あさって(@dopodomaniii)が解説します
世界Top3に入るファブレス半導体企業。ゲーム用ハイエンドPC、データセンター、自動車のインフォテインメント・システムなどGPU(グラフィックス・プロセッシング・ユニット/画像処理半導体)の設計を手掛ける。近年は、高い性能を活かせる人工知能(AI)や自動運転など、より複雑で有利な収益機会となる分野に注力し事業を拡大している。 生成AIである「Chat(チャット)GPT」や、グーグルの「Gemini」(旧Bard)によって高い演算能力を持つ半導体の需要が増えるという見方からエヌビディアに注目が集まっています。
✔️エヌビディア
会社名 | Nvidia Corporation (エヌビディア) |
---|---|
本社 | サンタクララ (米国カリフォルニア州) |
設立年 | 1993年 |
CEO | ジェン・スン・フアン (1993年4月–) |
従業員数 | 18,975人 (2021年1月31日現在) |
取引市場 | NASDAQ |
証券コード | NVDA フィラデルフィア半導体株指数(SOX)の構成銘柄 |
2022年6月に開く株主総会で発行可能な株式数を現在の40億株から80億株に倍増することを提案すると発表していた。株式分割の布石との見方もあります。
✔️ 事業セグメント
- コンピューティング & ネットワーキング(Compute & Networking)
- データセンター
- ネットワーキング
- 自動車
- ロボット
- 暗号通貨マインニングプロセッサ
- グラフィックス(Graphics)
- ゲーミングおよび PC 向け GeForce GPU
- GeForce NOW ゲームストリーミング サービス
- 仮想 GPU (vGPU) ソフトウェア
- メタバース
✔️ 製品
- GPU
- 「GeForce」:PC向けグラフィックプロセッサ
- RTX40シリーズ 4nmプロセス 2022年10月~
- 「Quadro」:ワークステーション向け
- 「CMP HX」:マイニング専用GPU
- 「Tesla」「3DVision」:高性能コンピュータ向け
- 「Tegra」:モバイル通信向け
- 「GeForce」:PC向けグラフィックプロセッサ
仮想通貨の採掘にGPUが使われることで、収益が増加しました。
- Data Center platforms
- Armデータセンター向けCPU・Grace
- GH200:「グレース・ホッパー」(2023年8月)
- GB200:「グレース・ブラックウェル」(2024年後半予定)
- AI向け次世代半導体で、CPUと新型GPUを一体提供
- GPU
- A100
- H100
- AI処理で高いシェア2023年時点で1個当たり約3万〜4万ドルで取引
- H200 (2024年第1四半期予定 @2023/11)
- B100 (2024年後半予定)
- X100 (2025年予定)
- Armデータセンター向けCPU・Grace
エヌビディアは中国のAI半導体市場で約9割のシェアを誇っていました。
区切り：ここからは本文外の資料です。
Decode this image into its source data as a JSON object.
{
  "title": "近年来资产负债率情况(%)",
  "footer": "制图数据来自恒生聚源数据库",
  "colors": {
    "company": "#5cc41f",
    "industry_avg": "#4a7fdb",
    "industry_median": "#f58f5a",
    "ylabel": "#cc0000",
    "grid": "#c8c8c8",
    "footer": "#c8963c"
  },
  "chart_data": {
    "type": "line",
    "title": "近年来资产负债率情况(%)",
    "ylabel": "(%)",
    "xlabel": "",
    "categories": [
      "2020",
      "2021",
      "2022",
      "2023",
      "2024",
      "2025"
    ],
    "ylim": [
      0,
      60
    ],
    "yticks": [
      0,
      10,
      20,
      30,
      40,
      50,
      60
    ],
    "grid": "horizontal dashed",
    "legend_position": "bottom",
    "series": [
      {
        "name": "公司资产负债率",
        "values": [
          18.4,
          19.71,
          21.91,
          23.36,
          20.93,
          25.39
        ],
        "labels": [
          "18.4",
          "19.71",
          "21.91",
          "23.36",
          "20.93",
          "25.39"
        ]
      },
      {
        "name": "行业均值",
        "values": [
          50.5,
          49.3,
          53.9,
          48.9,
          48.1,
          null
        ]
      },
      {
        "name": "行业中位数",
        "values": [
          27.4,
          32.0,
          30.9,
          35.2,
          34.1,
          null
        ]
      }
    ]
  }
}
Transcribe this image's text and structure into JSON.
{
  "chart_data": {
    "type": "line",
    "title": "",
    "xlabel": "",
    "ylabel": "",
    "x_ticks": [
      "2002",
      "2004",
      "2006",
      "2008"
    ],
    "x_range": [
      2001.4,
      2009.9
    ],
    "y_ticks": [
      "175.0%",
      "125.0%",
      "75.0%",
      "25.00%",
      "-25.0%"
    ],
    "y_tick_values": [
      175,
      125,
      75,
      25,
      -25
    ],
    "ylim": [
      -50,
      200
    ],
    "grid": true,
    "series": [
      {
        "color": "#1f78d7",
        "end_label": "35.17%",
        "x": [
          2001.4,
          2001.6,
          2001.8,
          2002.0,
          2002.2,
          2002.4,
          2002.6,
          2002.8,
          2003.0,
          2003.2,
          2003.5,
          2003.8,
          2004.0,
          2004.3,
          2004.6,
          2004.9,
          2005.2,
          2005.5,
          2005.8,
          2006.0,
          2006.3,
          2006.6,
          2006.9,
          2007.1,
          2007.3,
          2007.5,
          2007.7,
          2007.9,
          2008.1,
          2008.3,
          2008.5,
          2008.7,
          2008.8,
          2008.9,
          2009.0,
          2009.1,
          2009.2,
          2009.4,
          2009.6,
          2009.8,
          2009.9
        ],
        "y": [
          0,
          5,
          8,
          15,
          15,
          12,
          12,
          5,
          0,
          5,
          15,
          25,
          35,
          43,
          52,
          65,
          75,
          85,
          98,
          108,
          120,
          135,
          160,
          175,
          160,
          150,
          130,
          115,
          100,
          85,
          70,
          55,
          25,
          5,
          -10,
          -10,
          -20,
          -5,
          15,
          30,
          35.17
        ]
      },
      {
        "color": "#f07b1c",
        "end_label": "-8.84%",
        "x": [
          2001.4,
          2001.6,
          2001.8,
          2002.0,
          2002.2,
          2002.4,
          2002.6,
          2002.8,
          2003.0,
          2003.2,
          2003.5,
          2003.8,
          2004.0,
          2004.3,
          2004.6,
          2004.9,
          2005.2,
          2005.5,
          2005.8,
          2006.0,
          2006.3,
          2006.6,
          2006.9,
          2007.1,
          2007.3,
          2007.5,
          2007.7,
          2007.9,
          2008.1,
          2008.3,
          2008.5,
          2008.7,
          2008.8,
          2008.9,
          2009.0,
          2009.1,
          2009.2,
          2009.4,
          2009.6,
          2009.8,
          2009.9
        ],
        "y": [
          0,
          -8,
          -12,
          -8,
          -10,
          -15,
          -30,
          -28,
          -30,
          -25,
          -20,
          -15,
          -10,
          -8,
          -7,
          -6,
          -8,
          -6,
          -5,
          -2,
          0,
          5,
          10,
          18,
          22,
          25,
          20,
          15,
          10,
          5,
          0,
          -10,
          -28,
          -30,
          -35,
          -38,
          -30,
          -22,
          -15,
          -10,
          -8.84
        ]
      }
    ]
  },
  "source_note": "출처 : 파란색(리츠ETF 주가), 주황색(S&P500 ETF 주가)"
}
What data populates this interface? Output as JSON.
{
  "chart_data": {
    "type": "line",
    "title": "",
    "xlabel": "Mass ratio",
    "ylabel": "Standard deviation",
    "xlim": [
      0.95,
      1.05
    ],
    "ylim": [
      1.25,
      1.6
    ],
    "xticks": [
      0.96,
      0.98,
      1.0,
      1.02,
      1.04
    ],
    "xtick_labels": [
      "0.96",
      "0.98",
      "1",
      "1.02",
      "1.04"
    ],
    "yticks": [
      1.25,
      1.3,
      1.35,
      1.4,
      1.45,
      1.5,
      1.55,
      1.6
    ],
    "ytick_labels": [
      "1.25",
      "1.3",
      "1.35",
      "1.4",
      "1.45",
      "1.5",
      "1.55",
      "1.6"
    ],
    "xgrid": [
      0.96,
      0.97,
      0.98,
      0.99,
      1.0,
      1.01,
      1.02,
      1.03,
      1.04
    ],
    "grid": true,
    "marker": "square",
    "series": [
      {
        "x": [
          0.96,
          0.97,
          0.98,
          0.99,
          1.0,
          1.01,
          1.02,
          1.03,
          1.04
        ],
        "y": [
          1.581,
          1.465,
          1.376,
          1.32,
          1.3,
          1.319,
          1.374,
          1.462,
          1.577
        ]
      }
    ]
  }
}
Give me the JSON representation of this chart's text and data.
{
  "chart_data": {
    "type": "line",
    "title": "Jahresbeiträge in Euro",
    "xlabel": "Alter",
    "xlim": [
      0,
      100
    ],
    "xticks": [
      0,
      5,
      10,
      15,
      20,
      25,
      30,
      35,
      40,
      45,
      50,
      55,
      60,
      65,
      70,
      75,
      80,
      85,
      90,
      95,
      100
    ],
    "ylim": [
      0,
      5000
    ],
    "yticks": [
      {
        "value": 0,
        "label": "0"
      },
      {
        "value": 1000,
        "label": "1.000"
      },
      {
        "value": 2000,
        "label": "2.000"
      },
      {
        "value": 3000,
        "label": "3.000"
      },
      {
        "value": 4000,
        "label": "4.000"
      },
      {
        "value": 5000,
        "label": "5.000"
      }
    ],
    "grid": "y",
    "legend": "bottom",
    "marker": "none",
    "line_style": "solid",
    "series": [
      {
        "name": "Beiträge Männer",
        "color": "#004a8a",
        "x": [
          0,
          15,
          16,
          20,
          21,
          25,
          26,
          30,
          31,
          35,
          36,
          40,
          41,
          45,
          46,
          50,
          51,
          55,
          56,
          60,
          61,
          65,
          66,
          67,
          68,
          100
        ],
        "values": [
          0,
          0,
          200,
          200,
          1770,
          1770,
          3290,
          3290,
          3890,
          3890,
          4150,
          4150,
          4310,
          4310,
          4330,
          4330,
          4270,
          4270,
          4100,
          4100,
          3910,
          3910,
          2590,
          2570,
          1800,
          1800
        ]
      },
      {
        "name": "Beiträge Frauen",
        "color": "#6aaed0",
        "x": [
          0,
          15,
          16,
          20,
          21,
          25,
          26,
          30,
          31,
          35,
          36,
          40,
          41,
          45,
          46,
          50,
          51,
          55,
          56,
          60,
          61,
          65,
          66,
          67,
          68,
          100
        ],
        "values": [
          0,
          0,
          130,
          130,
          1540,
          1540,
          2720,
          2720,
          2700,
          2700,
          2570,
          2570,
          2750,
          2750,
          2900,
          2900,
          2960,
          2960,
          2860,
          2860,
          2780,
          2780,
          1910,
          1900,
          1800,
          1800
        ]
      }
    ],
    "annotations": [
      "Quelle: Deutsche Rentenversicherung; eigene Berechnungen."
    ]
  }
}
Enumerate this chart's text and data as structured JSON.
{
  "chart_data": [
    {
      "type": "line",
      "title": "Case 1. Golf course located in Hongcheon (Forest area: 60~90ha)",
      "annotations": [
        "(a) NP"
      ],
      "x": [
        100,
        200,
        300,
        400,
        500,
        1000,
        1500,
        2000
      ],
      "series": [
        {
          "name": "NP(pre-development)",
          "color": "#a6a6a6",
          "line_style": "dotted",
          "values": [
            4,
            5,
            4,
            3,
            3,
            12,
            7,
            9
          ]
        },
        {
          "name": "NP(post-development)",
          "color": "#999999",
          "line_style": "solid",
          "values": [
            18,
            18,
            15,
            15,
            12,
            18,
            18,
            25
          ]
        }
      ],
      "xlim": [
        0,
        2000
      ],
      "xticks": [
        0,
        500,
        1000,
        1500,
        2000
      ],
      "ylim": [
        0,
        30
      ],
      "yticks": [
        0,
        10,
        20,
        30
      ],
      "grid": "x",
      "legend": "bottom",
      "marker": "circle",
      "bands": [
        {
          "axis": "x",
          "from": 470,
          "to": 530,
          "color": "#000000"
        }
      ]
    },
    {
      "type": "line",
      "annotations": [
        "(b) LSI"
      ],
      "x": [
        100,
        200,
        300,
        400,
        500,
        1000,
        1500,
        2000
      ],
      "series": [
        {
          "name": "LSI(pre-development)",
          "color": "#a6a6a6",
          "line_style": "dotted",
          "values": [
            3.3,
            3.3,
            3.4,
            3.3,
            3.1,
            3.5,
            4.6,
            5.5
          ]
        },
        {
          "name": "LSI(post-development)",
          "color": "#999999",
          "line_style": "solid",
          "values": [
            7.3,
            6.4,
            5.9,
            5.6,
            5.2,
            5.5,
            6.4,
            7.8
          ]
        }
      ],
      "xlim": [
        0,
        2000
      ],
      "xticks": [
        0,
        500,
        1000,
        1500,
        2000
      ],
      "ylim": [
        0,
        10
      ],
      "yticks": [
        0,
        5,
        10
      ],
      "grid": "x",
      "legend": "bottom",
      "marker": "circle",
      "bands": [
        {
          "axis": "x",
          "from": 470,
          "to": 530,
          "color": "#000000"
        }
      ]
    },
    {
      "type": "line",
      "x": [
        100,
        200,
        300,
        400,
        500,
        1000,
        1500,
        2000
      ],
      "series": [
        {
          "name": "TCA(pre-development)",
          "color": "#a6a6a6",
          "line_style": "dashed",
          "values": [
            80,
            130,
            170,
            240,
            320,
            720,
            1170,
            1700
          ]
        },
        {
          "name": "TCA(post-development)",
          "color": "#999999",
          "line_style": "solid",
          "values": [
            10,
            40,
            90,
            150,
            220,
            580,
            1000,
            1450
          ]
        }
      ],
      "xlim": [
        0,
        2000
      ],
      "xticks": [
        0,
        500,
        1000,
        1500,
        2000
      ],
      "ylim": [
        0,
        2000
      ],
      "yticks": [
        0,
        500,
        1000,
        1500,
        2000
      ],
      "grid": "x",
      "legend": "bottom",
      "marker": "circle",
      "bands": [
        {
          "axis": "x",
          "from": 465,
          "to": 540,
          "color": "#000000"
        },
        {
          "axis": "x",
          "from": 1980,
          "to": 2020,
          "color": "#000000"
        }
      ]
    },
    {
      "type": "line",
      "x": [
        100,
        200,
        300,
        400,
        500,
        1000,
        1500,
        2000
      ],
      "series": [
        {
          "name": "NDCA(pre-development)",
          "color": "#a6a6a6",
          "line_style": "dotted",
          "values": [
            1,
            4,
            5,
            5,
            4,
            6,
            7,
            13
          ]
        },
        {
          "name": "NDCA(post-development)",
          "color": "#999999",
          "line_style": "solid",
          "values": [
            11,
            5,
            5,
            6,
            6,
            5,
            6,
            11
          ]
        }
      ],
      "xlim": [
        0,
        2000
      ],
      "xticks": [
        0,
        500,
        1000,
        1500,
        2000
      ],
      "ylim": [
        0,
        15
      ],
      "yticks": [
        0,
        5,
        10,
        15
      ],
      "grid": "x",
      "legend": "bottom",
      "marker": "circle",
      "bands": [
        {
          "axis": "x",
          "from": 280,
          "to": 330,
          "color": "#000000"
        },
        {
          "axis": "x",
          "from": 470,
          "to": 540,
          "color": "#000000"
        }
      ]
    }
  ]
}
しかし、米商務省は軍事転用の懸念を根拠に中国向けのAI半導体輸出に規制をかけ、2022年秋には「A100」「H100」などがその対象となりました。この規制に対応するため、エヌビディアは性能を低下させた「A800」「H800」などを中国に供給し始めました。しかし、2023年10月に施行された新たな規制で、これらの半導体の輸出自体が禁止されることとなりました。
しかし一部が中国の大学や研究機関に流通していた。再販業者がスーパーマイクロ・コンピューター社やデル・テクノロジーズ社の提供するサーバーに埋め込まれていた半導体を販売していたという。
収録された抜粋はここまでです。